PS, Yzek, running a wholesale algorithm to change your answers to get dates from a target demographic =/= trying to see your gf/bf’s point of view. You do realise that, right?

Bina
Bina
10 years ago

Or chooses answers from scope he is (or at least thinks so) capable of changing his current traits for someone he’s attracted to. People who do not benefit from wonderful online cybernetic matchmaker do that often.

Yes, and that’s why the relationship always goes downhill when the other person realizes they’re dating a phony.

But hey, gaming the system works great!

LBT
LBT
10 years ago

RE: yzek

So, women who chosed that man for a date did not have an agency?

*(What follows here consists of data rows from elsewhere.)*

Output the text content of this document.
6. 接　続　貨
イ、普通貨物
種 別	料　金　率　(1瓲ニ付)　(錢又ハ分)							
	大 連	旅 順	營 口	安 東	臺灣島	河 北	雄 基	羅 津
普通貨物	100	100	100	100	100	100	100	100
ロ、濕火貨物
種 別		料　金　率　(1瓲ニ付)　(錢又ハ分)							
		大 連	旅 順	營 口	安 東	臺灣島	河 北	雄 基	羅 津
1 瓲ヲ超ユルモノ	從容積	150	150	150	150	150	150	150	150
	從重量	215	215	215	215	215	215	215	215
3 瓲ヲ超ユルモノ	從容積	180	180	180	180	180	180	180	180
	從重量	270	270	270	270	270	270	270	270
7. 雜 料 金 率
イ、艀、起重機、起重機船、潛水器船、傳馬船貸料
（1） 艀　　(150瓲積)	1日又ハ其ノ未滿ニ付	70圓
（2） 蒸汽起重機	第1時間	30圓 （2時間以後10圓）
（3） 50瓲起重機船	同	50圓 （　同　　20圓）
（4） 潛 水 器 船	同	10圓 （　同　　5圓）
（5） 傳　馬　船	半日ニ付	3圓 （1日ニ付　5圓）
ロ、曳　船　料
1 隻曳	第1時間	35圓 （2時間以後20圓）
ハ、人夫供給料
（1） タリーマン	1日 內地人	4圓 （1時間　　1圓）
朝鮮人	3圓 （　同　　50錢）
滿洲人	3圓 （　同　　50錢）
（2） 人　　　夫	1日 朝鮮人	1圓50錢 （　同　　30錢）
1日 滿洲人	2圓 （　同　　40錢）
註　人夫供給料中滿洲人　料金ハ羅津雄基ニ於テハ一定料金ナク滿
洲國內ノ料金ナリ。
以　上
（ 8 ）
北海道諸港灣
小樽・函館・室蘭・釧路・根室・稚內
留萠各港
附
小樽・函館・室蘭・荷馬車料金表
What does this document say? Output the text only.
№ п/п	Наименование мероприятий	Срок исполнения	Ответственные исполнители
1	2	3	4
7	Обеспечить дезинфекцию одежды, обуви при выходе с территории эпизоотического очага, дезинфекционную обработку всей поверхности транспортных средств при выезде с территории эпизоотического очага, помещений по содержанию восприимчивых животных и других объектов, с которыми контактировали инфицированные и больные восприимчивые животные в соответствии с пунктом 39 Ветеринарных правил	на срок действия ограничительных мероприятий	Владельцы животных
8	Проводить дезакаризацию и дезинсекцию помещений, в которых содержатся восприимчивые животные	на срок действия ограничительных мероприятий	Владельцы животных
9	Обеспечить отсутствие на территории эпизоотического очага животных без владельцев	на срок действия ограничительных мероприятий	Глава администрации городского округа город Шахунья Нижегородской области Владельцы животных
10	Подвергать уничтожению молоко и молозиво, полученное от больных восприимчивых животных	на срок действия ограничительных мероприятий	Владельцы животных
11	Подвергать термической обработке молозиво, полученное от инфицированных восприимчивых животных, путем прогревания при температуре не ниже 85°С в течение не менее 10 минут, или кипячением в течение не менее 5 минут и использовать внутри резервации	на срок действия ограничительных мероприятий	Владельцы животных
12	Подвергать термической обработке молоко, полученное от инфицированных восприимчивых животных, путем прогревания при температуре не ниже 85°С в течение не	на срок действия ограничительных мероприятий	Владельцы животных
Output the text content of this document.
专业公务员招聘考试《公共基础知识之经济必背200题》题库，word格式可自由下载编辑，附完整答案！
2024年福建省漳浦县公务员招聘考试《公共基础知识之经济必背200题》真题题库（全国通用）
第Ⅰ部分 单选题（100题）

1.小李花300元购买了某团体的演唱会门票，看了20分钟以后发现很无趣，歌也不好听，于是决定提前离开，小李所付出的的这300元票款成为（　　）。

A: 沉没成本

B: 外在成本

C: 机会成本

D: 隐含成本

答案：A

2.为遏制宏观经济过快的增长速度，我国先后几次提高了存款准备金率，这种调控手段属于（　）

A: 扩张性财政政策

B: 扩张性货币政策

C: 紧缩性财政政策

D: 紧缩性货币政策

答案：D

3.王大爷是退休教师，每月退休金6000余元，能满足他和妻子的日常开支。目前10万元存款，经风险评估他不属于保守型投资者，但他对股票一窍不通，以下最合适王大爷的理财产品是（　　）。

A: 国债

What makes you think the stupid message SUCCEEDED? Also, if it’s a grown man going after a teenage child, that’s not a woman. That’s a child.

RE: yzek

I don’t agree: he changed “just a bit” (most important seems to be question selection) but he’s judged like someone who who put another person’s photo in profile. I consider his autopresentation no more no less deceiving as wearing your best clothes for a date.

Dude. He spam-botted and violated the OkCupid TOS. He spammed tons of people who thought they were responding to a human being. What the hell is your deal, are you a staunch defender of the FREE VIAGRA emails you get too? Do you just get a thrill every time you get a random piece of mail trying to get you to buy a new credit card? Would you WANT to date the creator of that shit, who has been sending it specifically with the intent of getting into your pants?

What is it WITH these creepers who’re like, “BUT SPAMMING IS JUST LIKE WEARING A NICE HAT”?